FOR more than 20 years, Monkey World has been reaching out to endangered primates around the globe from their Purbeck base.

Now the world-renowned sanctuary is branching out by setting up a new home in the Far East.

Work has started on the Endangered Primate Species Centre (EPSC) on Tien Island in Cat Tien National Park, Vietnam.The centre is to be a joint collaboration between Monkey World, the Pingtung Rescue Centre in Taiwan and Cat Tien National Park.

Plans for the home were first put in place early last year and despite a slight delay, the new home is due to be completed in March 2008.

Lou Matthews, from Monkey World, said: "The new centre will receive confiscated golden-cheeked gibbons, silver langurs, douc langurs and lorises.

"There is an illegal trade in these endangered primates for bush meat and the pet trade."

Monkey World and Pingtung Rescue Centre have already teamed up in rescuing golden-cheeked gibbons from France, Russian, Taiwan, and the UK.

The EPSC will allow primates to be assessed physically and mentally, and receive any necessary medical treatment.

They will also be put into appropriate social groups and then, if deemed fit, be released back into the forests of Cat Tien National Park.

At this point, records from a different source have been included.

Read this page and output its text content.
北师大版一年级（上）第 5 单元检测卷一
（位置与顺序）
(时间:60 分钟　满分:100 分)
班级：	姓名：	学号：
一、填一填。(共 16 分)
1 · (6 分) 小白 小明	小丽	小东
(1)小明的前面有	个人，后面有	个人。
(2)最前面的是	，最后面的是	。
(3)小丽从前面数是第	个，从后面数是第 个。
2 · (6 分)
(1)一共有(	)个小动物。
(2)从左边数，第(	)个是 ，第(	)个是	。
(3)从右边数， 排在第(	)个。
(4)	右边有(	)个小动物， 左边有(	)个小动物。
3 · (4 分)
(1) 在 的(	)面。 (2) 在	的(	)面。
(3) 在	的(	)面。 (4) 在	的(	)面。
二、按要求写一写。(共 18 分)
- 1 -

The new centre will be able to house up to 10 pairs of primates at any one time.

There are plans to extend the EPSC in the future, with a scientific research centre and a public education centre touted.

The Purbeck sanctuary has spent many years attempting to disrupt south-east Asia's horrifying illegal trade in rare animals, often covertly gathering information in the animal markets of Ho Chi Minh City in south Vietnam.

At the end of 2005, Monkey World owner Alison Cronin and her late husband Jim, along with their Taiwanese partners, signed a "memorandum of intent" with the Vietnamese government to build the country's first government-backed rescue centre.